Obama, who is scheduled to speak to supporters this afternoon at Municipal Auditorium, picked up another celebrity endorser over the weekend in author Toni Morrison, the woman who once labeled Bill Clinton "the first black president."
She wrote a note/poem to Obama that included, "In addition to keen intelligence, integrity and a rare authenticity, you exhibit something that has nothing to do with age, experience, race or gender and something I don’t see in other candidates. That something is a creative imagination which coupled with brilliance equals wisdom. …"
No questions
New York Police Commissioner Ray Kelly said Mary-Kate Olsen will not be questioned by detectives about Heath Ledger’s death.

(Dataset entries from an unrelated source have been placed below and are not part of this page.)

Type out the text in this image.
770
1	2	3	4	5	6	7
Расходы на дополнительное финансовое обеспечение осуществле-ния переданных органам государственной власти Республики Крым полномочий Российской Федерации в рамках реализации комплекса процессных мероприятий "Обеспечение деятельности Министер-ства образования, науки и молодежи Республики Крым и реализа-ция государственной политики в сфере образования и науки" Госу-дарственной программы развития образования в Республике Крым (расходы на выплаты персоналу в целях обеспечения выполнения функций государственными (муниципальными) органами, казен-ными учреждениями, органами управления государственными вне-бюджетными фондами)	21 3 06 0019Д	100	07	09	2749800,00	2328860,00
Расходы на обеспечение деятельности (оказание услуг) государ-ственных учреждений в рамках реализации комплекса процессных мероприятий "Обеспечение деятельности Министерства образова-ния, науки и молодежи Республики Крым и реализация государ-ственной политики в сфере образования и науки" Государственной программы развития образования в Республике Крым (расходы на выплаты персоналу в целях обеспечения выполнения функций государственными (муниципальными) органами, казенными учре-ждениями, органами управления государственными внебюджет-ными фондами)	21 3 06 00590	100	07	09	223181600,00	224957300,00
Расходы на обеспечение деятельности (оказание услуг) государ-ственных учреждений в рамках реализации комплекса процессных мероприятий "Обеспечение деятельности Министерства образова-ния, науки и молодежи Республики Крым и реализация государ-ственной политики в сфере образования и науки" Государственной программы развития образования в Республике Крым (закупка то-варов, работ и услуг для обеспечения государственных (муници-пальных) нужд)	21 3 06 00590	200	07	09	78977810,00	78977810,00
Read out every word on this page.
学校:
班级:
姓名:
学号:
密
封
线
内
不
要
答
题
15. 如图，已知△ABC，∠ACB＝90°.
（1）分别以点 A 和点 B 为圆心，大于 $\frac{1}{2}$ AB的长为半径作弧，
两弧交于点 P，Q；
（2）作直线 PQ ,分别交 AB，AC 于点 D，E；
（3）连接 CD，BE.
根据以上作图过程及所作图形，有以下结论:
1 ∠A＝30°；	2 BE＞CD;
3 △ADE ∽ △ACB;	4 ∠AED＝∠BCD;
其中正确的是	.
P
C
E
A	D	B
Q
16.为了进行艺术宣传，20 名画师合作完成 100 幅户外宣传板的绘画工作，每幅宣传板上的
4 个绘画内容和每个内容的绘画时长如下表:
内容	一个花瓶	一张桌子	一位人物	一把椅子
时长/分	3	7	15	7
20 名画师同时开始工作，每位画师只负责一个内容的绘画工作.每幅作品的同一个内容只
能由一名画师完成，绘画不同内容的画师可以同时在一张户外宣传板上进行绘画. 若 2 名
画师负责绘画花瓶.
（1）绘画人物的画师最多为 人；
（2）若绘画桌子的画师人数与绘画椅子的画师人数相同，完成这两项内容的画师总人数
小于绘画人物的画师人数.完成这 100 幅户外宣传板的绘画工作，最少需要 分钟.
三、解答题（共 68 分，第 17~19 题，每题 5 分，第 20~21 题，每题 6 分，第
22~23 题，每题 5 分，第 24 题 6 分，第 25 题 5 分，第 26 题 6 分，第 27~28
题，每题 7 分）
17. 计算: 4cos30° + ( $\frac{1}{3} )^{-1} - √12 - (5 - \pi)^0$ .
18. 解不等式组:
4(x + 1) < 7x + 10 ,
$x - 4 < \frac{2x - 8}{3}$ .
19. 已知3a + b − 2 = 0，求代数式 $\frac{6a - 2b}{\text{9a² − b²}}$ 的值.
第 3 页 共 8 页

"There’s absolutely no indication investigators were going to speak to Mary-Kate Olsen," Kelly said at a news conference. "They determined that they had all the info needed from witnesses who were on scene: That’s the cleaning woman, the masseuse."
Police are waiting for toxicology reports before they decide whether to charge masseuse Diana Wolozin for practicing without a license, Kelly also said Sunday.
Police have said Wolozin made three calls to Olsen before dialing 911 for help, then phoned the 21-year-old actress a fourth time after paramedics arrived.
Ready to rock and roll
Led Zeppelin guitarist Jimmy Page said Monday he was ready to take the iconic band on a world tour after burning up the stage at last month’s reunion concert in London. But it probably won’t be before September, after singer Robert Plant and Alison Krauss are off the road.
"The amount of work we put into O2 was what you would normally put into a world tour anyway," Page, 64, said of the intense rehearsing the band did for the Dec. 10 concert at London’s O2 Arena.
Page, Plant and bassist-keyboardist John Paul Jones were joined at the sold-out benefit show by the late John Bonham’s son Jason on drums.
Page, who was in Japan to promote the new Zeppelin release, "Mothership," said the concert was proof that Led Zeppelin can still perform at its best.
"We wanted people who might not have even been alive in 1980 when we finished to understand what we were," he said.
‘Spartans’ victory
By now you know "Meet the Spartans," a parody of recent films centered on "300," conquered the box office over the weekend even though the film was not screened in advance for critics. Mark Feeney of the Boston Globe called it "way too much of an OK thing" but gave writer-directors Jason Friedberg and Aaron Seltzer, who also made the parody "Epic Movie," some credit.
"The best thing in ‘Meet the Spartans’ is the swift kick in the bombast it delivers to the oh-no-not-us homoeroticism of ‘300,’ " he wrote. "When the warriors — all 13 of them — head off to war, they do so singing ‘I Will Survive.’ (The idea is much funnier than the execution, but the execution is still pretty funny.)"
Cleaned out
Daniel D. Thompson has been arrested in Utah on suspicion of having sex with two 14-year-old girls. Thompson used to operate Clean Flix, an Orem, Utah-based company that edited feature films to remove content from R and PG-13 films the company deemed inappropriate for children. It was forced to close in December under legal threats from Hollywood studios.
The girls say Thompson told them the whole Clean Flix business was a front for a pornography studio, and they declined his offer to appear in one. He told authorities the porn tapes in the office were for personal use.